VCCircle_Uber_logoEven as the Delhi transport authority is reportedly  looking to tame Uber by blocking its IP address as it has not yet complied with its demand for getting a radio taxi licence to ply its trade, the global cab hailing app has defied such calls and gone ahead with a major cut in the fares to draw users.

It has cut the fare of its cheapest offering the UberGo, where it offers hatchbacks, from Rs 10/km to Rs 7/km, making it cheaper than even an autorickshaw which charges Rs 8/km after the minimum distance on meter down.

The sedan service UberX would now charge Rs 9/km while the UberBlack would cost Rs 12/km, after their respective base fares.

"Lower prices increase demand for rides, meaning drivers do more trips at every hour of the day; maximising their income any time they choose to go online," according to Uber's Delhi team.

In comparison, Uber's closest competitor Olacabs charges Rs10/km for hatchback, Rs 16/km for sedan and Rs 20/km for its premium offering which is comparable to UberBlack.

Uber is running a free ride in Seoul (South Korea) as the city government argues that it's illegal. Its latest move is an effort to establish "a consensus" with government officials, according to a report.

Uber was temporarily banned by the Delhi transport authority in December following sexual assault by one of the drivers contracted to the firm on a passenger who booked a ride through Uber. At the time, Delhi's transportation department had ordered all web-based applications be shut down pending grant of a radio-taxi license. Uber had applied for taxi licence but has not been able to receive one as yet.

Uber

However, the company had resumed its operations in the capital last month by adopting Pooch-O's model, which is a mobile application that aggregates information about autos in the city. Developed by DIMTS (Delhi Integrated Multi-Modal Transit System Ltd), a joint-venture between Delhi government and Infrastructure Development Finance Company (IDFC), Pooch-O's model has already been approved by the transportation department. This allowed Uber to operate legally, while working out the details of a long-term solution with the government.

While the company had stopped charging a 20 per cent commission from drivers under this model, its service was still deemed illegal as the money charged from customers first went into Uber's account.

Uber started its operations in India in October 2013 and is already present in 11 cities that include Bangalore, Chandigarh, Chennai, Jaipur, New Delhi, Pune, Ahmedabad, Kolkata, Hyderabad, Mumbai and Kochi.
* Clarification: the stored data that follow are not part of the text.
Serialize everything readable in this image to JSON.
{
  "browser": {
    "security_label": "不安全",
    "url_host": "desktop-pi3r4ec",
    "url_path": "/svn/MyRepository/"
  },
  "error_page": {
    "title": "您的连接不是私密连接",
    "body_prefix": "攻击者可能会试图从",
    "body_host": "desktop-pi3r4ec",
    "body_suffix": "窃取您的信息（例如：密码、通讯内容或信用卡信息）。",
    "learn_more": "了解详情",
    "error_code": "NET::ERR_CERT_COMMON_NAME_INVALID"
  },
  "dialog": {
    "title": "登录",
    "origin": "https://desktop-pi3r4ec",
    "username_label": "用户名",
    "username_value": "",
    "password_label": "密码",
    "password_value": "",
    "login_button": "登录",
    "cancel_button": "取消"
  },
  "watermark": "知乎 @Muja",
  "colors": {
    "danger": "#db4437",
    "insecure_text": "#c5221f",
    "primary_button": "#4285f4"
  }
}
It is by far the most funded cab hailing service globally and had recently increased the size of its Series E round of venture financing by $1 billion, taking the total funding in the latest round to $2.8 billion. To date, the company has raised more than $4.3 billion.

In the cab booking segment in India, Uber competes with domestic players like Olacabs, Meru, TaxiForSure (backed by Accel Partners and Bessemer Venture Partners), Savaari, taxiGUIDE and Cabs24X7, among others.